Wu Xinheng, Lu Jie, Yan Zheng, Zhang Guangquan
IEEE Trans Neural Netw Learn Syst. 2024 Nov;35(11):15427-15441. doi: 10.1109/TNNLS.2023.3286890. Epub 2024 Oct 29.
Unsupervised video prediction aims to predict future outcomes based on the observed video frames, thus removing the need for supervisory annotations. This research task has been argued as a key component of intelligent decision-making systems, as it presents the potential capacities of modeling the underlying patterns of videos. Essentially, the challenge of video prediction is to effectively model the complex spatiotemporal and often uncertain dynamics of high-dimensional video data. In this context, an appealing way of modeling spatiotemporal dynamics is to explore prior physical knowledge, such as partial differential equations (PDEs). In this article, considering real-world video data as a partly observed stochastic environment, we introduce a new stochastic PDE predictor (SPDE-predictor), which models the spatiotemporal dynamics by approximating a generalized form of PDEs while dealing with the stochasticity. A second contribution is that we disentangle the high-dimensional video prediction into low-level dimensional factors of variations: time-varying stochastic PDE dynamics and time-invariant content factors. Extensive experiments on four various video datasets show that SPDE video prediction model (SPDE-VP) outperforms both deterministic and stochastic state-of-the-art methods. Ablation studies highlight our superiority driven by both PDE dynamics modeling and disentangled representation learning and their relevance in long-term video prediction.

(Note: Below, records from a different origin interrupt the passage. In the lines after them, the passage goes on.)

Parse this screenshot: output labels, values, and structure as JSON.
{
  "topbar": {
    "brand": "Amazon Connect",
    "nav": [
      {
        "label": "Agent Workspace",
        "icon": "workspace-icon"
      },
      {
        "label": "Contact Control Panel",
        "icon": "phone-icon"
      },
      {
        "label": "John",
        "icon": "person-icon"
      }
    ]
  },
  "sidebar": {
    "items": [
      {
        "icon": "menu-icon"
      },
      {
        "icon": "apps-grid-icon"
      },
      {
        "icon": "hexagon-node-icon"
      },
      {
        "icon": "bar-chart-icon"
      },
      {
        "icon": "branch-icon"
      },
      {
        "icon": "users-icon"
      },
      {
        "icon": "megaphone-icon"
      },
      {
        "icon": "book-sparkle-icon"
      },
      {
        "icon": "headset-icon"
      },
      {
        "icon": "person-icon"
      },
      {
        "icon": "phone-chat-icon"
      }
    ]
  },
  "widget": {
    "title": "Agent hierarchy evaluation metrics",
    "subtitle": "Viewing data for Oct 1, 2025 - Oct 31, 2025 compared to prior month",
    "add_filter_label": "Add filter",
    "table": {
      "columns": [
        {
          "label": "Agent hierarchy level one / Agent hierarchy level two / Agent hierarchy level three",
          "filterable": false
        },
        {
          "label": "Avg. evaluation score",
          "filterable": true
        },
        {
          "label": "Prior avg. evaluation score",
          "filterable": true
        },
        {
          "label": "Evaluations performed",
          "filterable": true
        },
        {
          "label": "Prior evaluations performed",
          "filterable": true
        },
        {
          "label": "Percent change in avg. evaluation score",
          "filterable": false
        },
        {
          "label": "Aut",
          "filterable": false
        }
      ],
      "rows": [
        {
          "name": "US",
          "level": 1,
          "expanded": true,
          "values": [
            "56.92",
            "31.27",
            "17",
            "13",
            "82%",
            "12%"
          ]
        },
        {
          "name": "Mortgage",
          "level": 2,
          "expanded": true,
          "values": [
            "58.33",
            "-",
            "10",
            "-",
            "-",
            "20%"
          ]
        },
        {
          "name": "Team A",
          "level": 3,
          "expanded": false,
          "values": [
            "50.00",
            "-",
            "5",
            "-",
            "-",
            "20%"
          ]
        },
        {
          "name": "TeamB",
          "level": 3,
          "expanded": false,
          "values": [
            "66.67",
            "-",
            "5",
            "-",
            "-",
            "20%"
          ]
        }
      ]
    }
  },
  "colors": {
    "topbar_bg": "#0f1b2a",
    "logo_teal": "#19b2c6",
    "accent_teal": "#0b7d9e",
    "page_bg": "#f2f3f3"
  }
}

无监督视频预测旨在根据观察到的视频帧预测未来结果,从而无需监督标注。这项研究任务被认为是智能决策系统的关键组成部分,因为它展现了对视频潜在模式进行建模的能力。本质上,视频预测的挑战在于有效建模高维视频数据复杂的时空动态以及通常存在的不确定性。在这种背景下,一种对时空动态进行建模的有吸引力的方法是探索先验物理知识,例如偏微分方程(PDE)。在本文中,将现实世界的视频数据视为部分可观察的随机环境,我们引入了一种新的随机偏微分方程预测器(SPDE预测器),它在处理随机性的同时,通过近似广义形式的偏微分方程对时空动态进行建模。第二个贡献是,我们将高维视频预测分解为低维变化因素:时变随机偏微分方程动态和时不变内容因素。在四个不同视频数据集上进行的大量实验表明,SPDE视频预测模型(SPDE-VP)优于确定性和随机的现有先进方法。消融研究突出了我们在偏微分方程动态建模和解缠表示学习方面的优势,以及它们在长期视频预测中的相关性。